The film follows Boston handyman Lee Chandler (a career best performance from Affleck) who is suddenly called back to his hometown of Manchester, Massachusetts after the death of his brother, Joe (Kyle Chandler). Once there, he is tasked with looking after his now fatherless teenage nephew (Hedges), but Manchester is also the scene of an even greater grief for Chandler, and returning there threatens to push him over the edge.
In a most oxymoronic fashion, Manchester by the Sea is beautifully bleak. Shot with true patience and delicacy by writer/director Lonergan, from snowy Boston to the overcast, colourless Massachusetts coast, his film paints a painful, but oddly mesmeric, depiction of grief and loss. Narrative structuring is expertly and most appropriately constructed as we follow the past and present as it interjects one another throughout. And Lonergan’s abstinence from any form of narrative predictability or convention gives his work real depth and heart-breaking realism. At the centre of it all is Lee Chandler – a man who spends his days fixing strangers’ homes, and his nights picking drunken fights in bars. The irony of this handyman is that despite his talent in fixing leaks and unclogging toilets, he is unable to fix himself – he is content being alone in his box-room where he can simply box up his pain. There is a complexity and confliction within him; one of quiet emptiness and explosive, violent anger. Rarely does he allow any raw emotion to consciously seep out; yet his past appears etched on his weary and tired face in a film where as much is learned in what is not said than what is.
There is, even during the film’s most shocking and revealing flashback, a real emotional understating at play here. Refreshingly, Manchester by the Sea refrains from milking its more heightened emotional sequences; and in many ways, Lonergan’s decision to play it organically gives the film a rare, added power. Dotted around such weight are welcomed moments of expertly pitched humour.

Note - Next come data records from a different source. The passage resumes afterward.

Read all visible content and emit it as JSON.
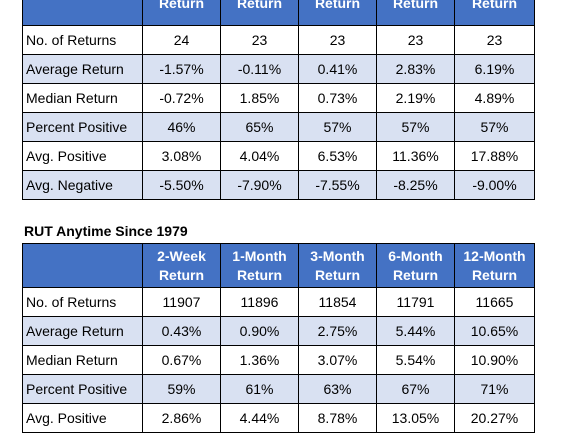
{
  "table1": {
    "headers": [
      {
        "line1": "",
        "line2": ""
      },
      {
        "line1": "",
        "line2": "Return"
      },
      {
        "line1": "",
        "line2": "Return"
      },
      {
        "line1": "",
        "line2": "Return"
      },
      {
        "line1": "",
        "line2": "Return"
      },
      {
        "line1": "",
        "line2": "Return"
      }
    ],
    "rows": [
      {
        "label": "No. of Returns",
        "values": [
          "24",
          "23",
          "23",
          "23",
          "23"
        ]
      },
      {
        "label": "Average Return",
        "values": [
          "-1.57%",
          "-0.11%",
          "0.41%",
          "2.83%",
          "6.19%"
        ]
      },
      {
        "label": "Median Return",
        "values": [
          "-0.72%",
          "1.85%",
          "0.73%",
          "2.19%",
          "4.89%"
        ]
      },
      {
        "label": "Percent Positive",
        "values": [
          "46%",
          "65%",
          "57%",
          "57%",
          "57%"
        ]
      },
      {
        "label": "Avg. Positive",
        "values": [
          "3.08%",
          "4.04%",
          "6.53%",
          "11.36%",
          "17.88%"
        ]
      },
      {
        "label": "Avg. Negative",
        "values": [
          "-5.50%",
          "-7.90%",
          "-7.55%",
          "-8.25%",
          "-9.00%"
        ]
      }
    ]
  },
  "table2": {
    "title": "RUT Anytime Since 1979",
    "headers": [
      {
        "line1": "",
        "line2": ""
      },
      {
        "line1": "2-Week",
        "line2": "Return"
      },
      {
        "line1": "1-Month",
        "line2": "Return"
      },
      {
        "line1": "3-Month",
        "line2": "Return"
      },
      {
        "line1": "6-Month",
        "line2": "Return"
      },
      {
        "line1": "12-Month",
        "line2": "Return"
      }
    ],
    "rows": [
      {
        "label": "No. of Returns",
        "values": [
          "11907",
          "11896",
          "11854",
          "11791",
          "11665"
        ]
      },
      {
        "label": "Average Return",
        "values": [
          "0.43%",
          "0.90%",
          "2.75%",
          "5.44%",
          "10.65%"
        ]
      },
      {
        "label": "Median Return",
        "values": [
          "0.67%",
          "1.36%",
          "3.07%",
          "5.54%",
          "10.90%"
        ]
      },
      {
        "label": "Percent Positive",
        "values": [
          "59%",
          "61%",
          "63%",
          "67%",
          "71%"
        ]
      },
      {
        "label": "Avg. Positive",
        "values": [
          "2.86%",
          "4.44%",
          "8.78%",
          "13.05%",
          "20.27%"
        ]
      }
    ]
  },
  "colors": {
    "header_fill": "#4472c4",
    "band_fill": "#d9e1f2"
  }
}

Lee’s nephew, Patrick, is the necessary comical foil to the island Chandler has become, but crucially we are never allowed to believe Patrick has overcome his grief – he is merely better at disguising it than his uncle.
“I’m not going to bother you, I’m just going to sit here until you calm down” Chandler states at one point and, in doing so, exemplifies how Lonergan’s narrative is one also about the struggle of understanding. Most prominently is the film’s central relationship – that between nephew and uncle – and how, both burdened with grief, they fail to fully understand one another or truly connect on any emotional level. Equally, Chandler himself is an enigma, someone who the residents of Manchester, and those in the cinema screen are constantly trying to understand and unpick throughout, but who Lonergan never completely allows us to.
The casting choices appear to have been approached with the same care and intricacy as the film itself. As alluded to above, Casey Affleck is truly a revelation in such a complex leading role that will surely make the Academy stand up and take notice. Opposite him, Hedges is a terrific find; more than holding his own alongside more experienced actors and bringing real maturity and authenticity to a role so crucial to the success of the film. With limited screen time, Michelle Williams gives a tremendous turn as Chandler’s ex-wife Randi and, in the film’s final third, shares with Affleck one of the most memorable, heart-wrenching exchanges in recent times.
Much like the Manchester weather report we might imagine, Lonergan’s narrative is warm in spells, but mostly grey and overcast. Beautifully told, agonizingly real and magnificently acted; Manchester by the Sea is character-driven cinema of the highest order.